The practice involves predominantly senior fire officers retiring and then being re-appointed into the same or a similar post, in arrangement with their employer and allowing them to save tax and draw down from their pensions early.

The practice allows them to access a quarter of their pension pot as a tax-free lump sum and then return to post and cease paying employee pension contributions (including any tax payable).

Senior fire officers are more likely to be able to make arrangements with their fire and rescue service to allow the practice to take place.

The 13 services includes London, the biggest wholetime fire service in the UK, where five high level ranking officers including the Commissioner have retired then been re-engaged in the service.

Matt Wrack, Fire Brigades Union general secretary, said:

“It is outrageous that bosses in fire and rescue services are being allowed to rob taxpayers in this way. It’s deeply unfair and unjust, that bosses on six figure salaries are making cosy agreements that the firefighters they preside over could never hope for. FBU members will be furious that this is continuing despite the government formally saying it shouldn’t. FBU members have suffered pay restraint for over a decade, with chief officers standing idly by and doing nothing to demand better for their employees. That bosses have been able to play the system to make themselves even richer when ordinary workers are struggling to make ends meet is truly abhorrent.”

In the practice the employing fire and rescue authority also ceases to pay pension contributions, also costing tax.
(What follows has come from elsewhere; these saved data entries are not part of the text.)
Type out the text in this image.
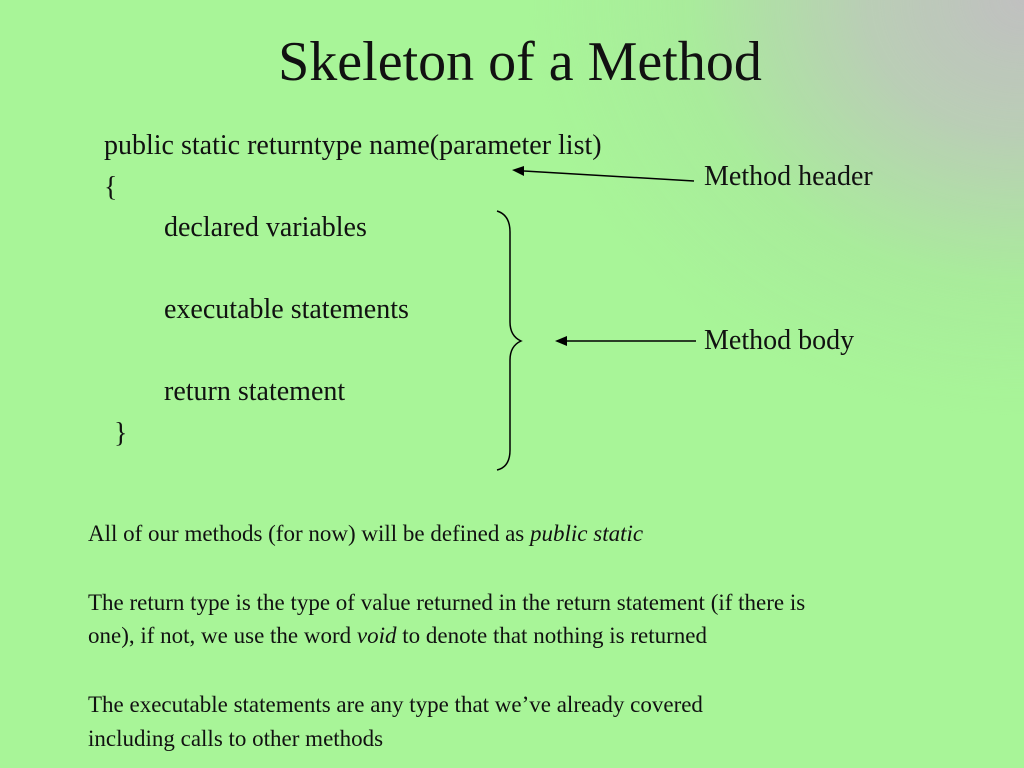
Skeleton of a Method
public static returntype name(parameter list)
{
declared variables
executable statements
return statement
}
Method header
Method body
All of our methods (for now) will be defined as public static
The return type is the type of value returned in the return statement (if there is
one), if not, we use the word void to denote that nothing is returned
The executable statements are any type that we’ve already covered
including calls to other methods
The fire and rescue services that reported that the practice is being or has been used are:

• Bedfordshire

• Berkshire

• Buckinghamshire

• Cambridgeshire

• East Sussex

• Humberside

• Lancashire

• London

• Northamptonshire

• Oxfordshire

• South Yorkshire

• West Sussex

• West Yorkshire

The government, in the 2018 Fire and rescue national framework for England following a consultation, formally discouraged this practice and affirmed that it should be utilised only in “exceptional circumstances when such a decision is necessary in the interests of public safety”.

The data comes from Freedom of Information requests made by the Fire Brigades Union.

Please note that some of these occurrences of retire and rehire took or may have taken place before the government’s formal discouragement.